As I’ve said around here and at the other place, there‘s no particular reason that x86 is more or less suited to hyperthreading than Arm. However, as I’ve also said, when I see hyperthreading in a design, that tells me that there is likely inefficiency in the microarchitecture, and that hyperthreading is a band-aid to get fuller utilization out of the functional units (logic and math units) in the design.
I’ve previously pointed out that Apple’s chips, at least, seem to have a very high utilization for their ALUs. This can be do, in part, to careful choices about the number of pipelines and what each pipeline is capable of doing, and, more importantly, due to very efficient instruction scheduling aided by a very wide instruction issue and very deep look into the instruction stream to determine what instructions are coming next.

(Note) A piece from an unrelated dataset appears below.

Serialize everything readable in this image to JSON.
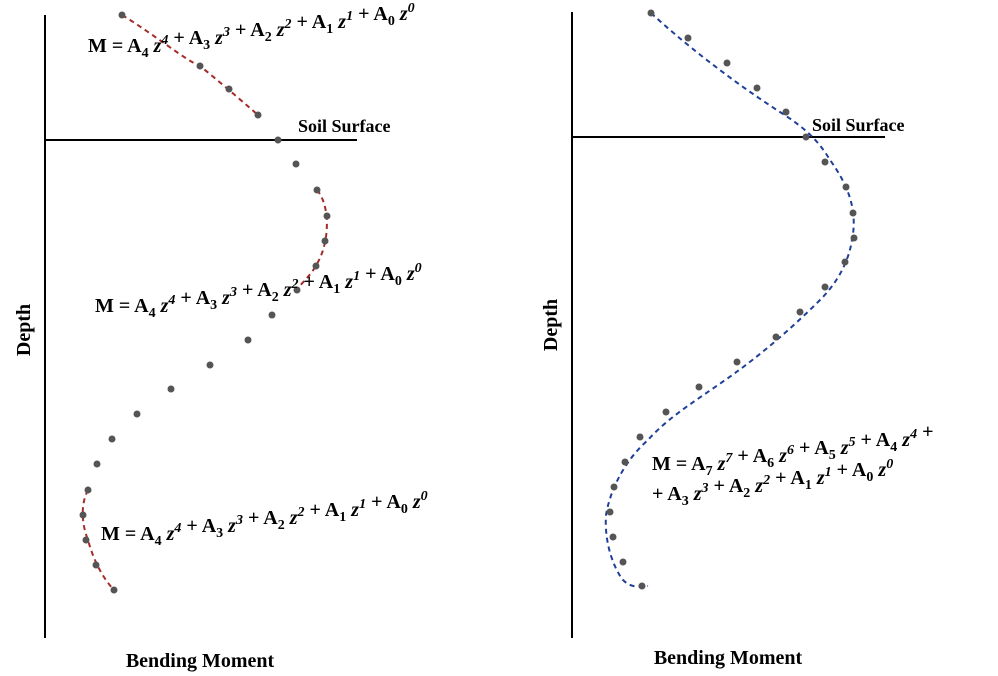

Wide issue is easier to do on RISC chips because it is far easier to decode the incoming instruction stream (because all instructions are the same length [or at least integer multiples of that length]).
Lately Intel has been going for wider issue, which is possible, but painful, in x86. It requires a lot of resources at the instruction fetch stage, and a lot of speculative buffering and stuff. If you make wrong guesses, you may have to rewind the pipeline. You can compensate for these things with yet more transistors. So the net effect is really that you end up burning more power than a RISC equivalent, but can still get wide issue in x86 (when I say x86, I am always including AMD64 or x86-64 or whatever you want to call it). Intel may have decided that the trade-off makes sense now, especially given that its easy to include lots of transistors now.
A second factor is that some of what was being accomplished by multithreading is much more efficiently accomplished by just adding more real cores. In the 1990’s, the cores took up 80 or 90% of the chip area that wasn’t L2 cache. Now the CPU cores may be a small fraction of the die area. Adding more is relatively cheap, and, all things considered, if you can choose to run your thread on a separate core or run it in a timeslice on a shared core, you would be better off on a separate core most of the time.